Wednesday, October 23, 2019

Wananchi preparing mangrove tree seedlings for planting at the coastline.

Conservationists are alarmed by the loss of mangrove forest cover to illegal cutting of trees in Kwale County. Stakeholders contend that concerted effort is required in halting the illegal logging of mangrove forest for firewood and building materials saying those involved do not realize that indiscriminate felling of mangrove trees along the shoreline is illegal and destructive to the marine biodiversity.

 

Mangroves are rare, spectacular and prolific ecosystems on the boundary between lands and oceans and support a rich biodiversity besides providing a valuable habitat for fish and crustaceans. James Kairo, chief scientist at the Kenya Marine and Fisheries Research Institute says mangroves which thrive in salt water are regarded as the most valuable resource along the shoreline.“But illegal cutting of mangroves makes it a dwindling resource thus affecting livelihoods,” said Kairo.He said in recent years stakeholders have been able to plant about 30,000 mangroves in Kwale County alone.

 

Kairo said the damage done to mangrove swamps in the area is enormous besides exposing the coastline to the vagaries of weather and coastal erosion.
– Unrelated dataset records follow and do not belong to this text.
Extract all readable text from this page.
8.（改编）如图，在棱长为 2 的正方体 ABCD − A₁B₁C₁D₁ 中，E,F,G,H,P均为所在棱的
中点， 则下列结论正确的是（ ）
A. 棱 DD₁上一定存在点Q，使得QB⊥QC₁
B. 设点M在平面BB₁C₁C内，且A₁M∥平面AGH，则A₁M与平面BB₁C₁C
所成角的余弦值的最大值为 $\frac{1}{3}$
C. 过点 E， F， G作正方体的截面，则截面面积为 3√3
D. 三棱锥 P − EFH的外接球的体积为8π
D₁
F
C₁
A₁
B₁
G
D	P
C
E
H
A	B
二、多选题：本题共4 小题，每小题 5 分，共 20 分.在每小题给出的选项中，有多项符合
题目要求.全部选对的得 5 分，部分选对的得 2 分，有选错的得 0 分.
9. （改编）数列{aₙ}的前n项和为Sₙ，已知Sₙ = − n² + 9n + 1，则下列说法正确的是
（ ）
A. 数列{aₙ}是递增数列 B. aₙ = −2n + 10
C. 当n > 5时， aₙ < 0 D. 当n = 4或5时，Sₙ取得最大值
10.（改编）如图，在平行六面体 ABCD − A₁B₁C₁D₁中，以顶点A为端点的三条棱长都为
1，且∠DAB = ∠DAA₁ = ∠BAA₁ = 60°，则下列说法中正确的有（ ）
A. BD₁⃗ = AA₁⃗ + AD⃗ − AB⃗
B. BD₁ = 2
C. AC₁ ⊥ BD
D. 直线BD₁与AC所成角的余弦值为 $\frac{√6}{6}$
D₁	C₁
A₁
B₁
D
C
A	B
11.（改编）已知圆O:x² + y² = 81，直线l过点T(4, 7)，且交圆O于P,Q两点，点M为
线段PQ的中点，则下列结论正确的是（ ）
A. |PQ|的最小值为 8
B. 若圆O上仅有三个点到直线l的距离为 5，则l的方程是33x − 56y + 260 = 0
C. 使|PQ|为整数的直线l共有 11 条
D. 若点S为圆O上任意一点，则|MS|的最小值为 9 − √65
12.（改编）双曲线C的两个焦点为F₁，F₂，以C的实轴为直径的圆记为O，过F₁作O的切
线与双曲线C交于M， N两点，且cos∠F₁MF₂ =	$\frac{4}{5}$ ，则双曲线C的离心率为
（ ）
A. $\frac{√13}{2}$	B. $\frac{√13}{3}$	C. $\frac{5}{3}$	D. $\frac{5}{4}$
Speaking in Vanga during a tree planting exercise Dr. Kairo said residents must value mangrove forests because they play a major role in the ecosystem. He said urgent concerted efforts are needed to save the unique mangrove forests before they are completely damaged and save the biodiversity and the livelihoods which depend on the mangroves for survival.

           

Dr. Kairo underscored mangrove conservation saying it is important in the fight against climate change and mitigates risks for coastal communities as well as being a defense against storm surges, tsunamis, rising sea level and soil erosion.“These trees are of much importance knowing that they purify the air we breathe not forgetting prevention of strong waves like tsunami,” he said. Dr. Kairo said 80 percent of fish caught in the coastal region depends on mangroves which need to be conserved to enhance food security.“Large percentages of fish found depends on these trees and at the coast people rely on fishing to sustain their livelihood hence imagine absence of such valuable trees,” said Dr. Kairo.

 

On his part, Kenya Chief Conservator of Forests for the Kenya Forest Service Julius Kamau said there has been an increase in fish production since the campaign for mangrove planting was initiated in Kwale in 2008. “Before 2008 Vanga used to get 3 tons of fish per year but after creating awareness on the importance of environmental conservation mostly by planting trees they now produce 12,000 tons annually” he said. Kamau however, urged local residents to preserve forests for their own benefit and for posterity. “When we are told to safeguard our environment, we are not doing it for anyone but rather for ourselves for good health and prosperous lives,” he said.